This presentation will consider the continuing relevance of poetry to visual art. Using the artist’s own current writing and video work, we will consider the possibilities (and difficulties) of making art about AIDS at this historical juncture.
Gregg Bordowitz is an artist and writer. For the past three years, Bordowitz turned his attention to performance. Testing Some Beliefs is an improvisational lecture that he delivered at Iceberg Projects (Chicago), Murray Guy (New York), Temple Gallery (Philadelphia), and the Modern Art Museum of Fort Worth (Texas). He wrote and directed Sex Mitigating Death: On Discourse and Drives: A Meditative Poem, presented March 18th, 2011, at the Tate Modern, London. He also directed and wrote an opera titled The History of Sexuality Volume One By Michel Foucault: An Opera, which premiered October 1 and 2, 2010 at Tanzquartier Wien, Austria. His most recent book, “General Idea: Imagevirus,” was published by Afterall Books in 2010. A collection of his writings — titled “The AIDS Crisis Is Ridiculous and Other Writings 1986-2003” — was published by MIT Press in the fall of 2004. For this book, Bordowitz received the 2006 Frank Jewitt Mather Award from the College Art Association. In addition, he has received a Rockefeller Intercultural Arts Fellowship and a John Simon Guggenheim Memorial Fellowship, among other grants and awards. His films, including “Fast Trip Long Drop” (1993), “A Cloud In Trousers” (1995), “The Suicide” (1996), and “Habit” (2001) have been widely shown in festivals, museums, movie theaters, and broadcast internationally. Professor Bordowitz teaches in the Film, Video, New Media, and Animation Department at the School of the Art Institute of Chicago, and he is on the faculty of the Whitney Museum Independent Study Program.
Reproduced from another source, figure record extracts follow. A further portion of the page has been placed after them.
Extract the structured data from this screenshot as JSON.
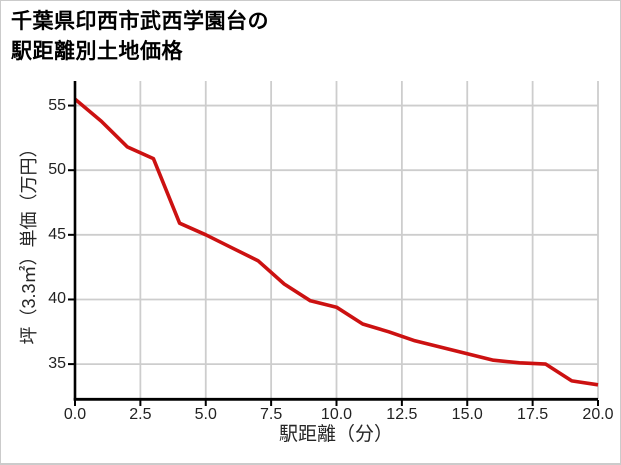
{
  "title": {
    "line1": "千葉県印西市武西学園台の",
    "line2": "駅距離別土地価格"
  },
  "chart_data": {
    "type": "line",
    "title": "千葉県印西市武西学園台の駅距離別土地価格",
    "xlabel": "駅距離（分）",
    "ylabel": "坪（3.3㎡）単価（万円）",
    "x": [
      0,
      1,
      2,
      3,
      4,
      5,
      6,
      7,
      8,
      9,
      10,
      11,
      12,
      13,
      14,
      15,
      16,
      17,
      18,
      19,
      20
    ],
    "y": [
      55.5,
      53.8,
      51.8,
      50.9,
      45.9,
      45.0,
      44.0,
      43.0,
      41.2,
      39.9,
      39.4,
      38.1,
      37.5,
      36.8,
      36.3,
      35.8,
      35.3,
      35.1,
      35.0,
      33.7,
      33.4
    ],
    "xlim": [
      0,
      20
    ],
    "ylim": [
      32.3,
      56.9
    ],
    "xticks": [
      "0.0",
      "2.5",
      "5.0",
      "7.5",
      "10.0",
      "12.5",
      "15.0",
      "17.5",
      "20.0"
    ],
    "yticks": [
      "35",
      "40",
      "45",
      "50",
      "55"
    ],
    "grid": true,
    "legend_position": "none",
    "line_color": "#cc1111",
    "grid_color": "#cdcdcd",
    "axis_color": "#000000"
  }
}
About The Speakers Series: Each semester the Center for Curatorial Studies at Bard College hosts a regular program of lectures by the foremost artists, curators, art historians, and critics of our day, situating the school and museum’s concerns within the larger context of contemporary art production and discourse. Lectures are open to students and faculty, as well as to the general public, and will also be documented through video and/or audio recordings, which will reside in the CCS Bard Library and Archives.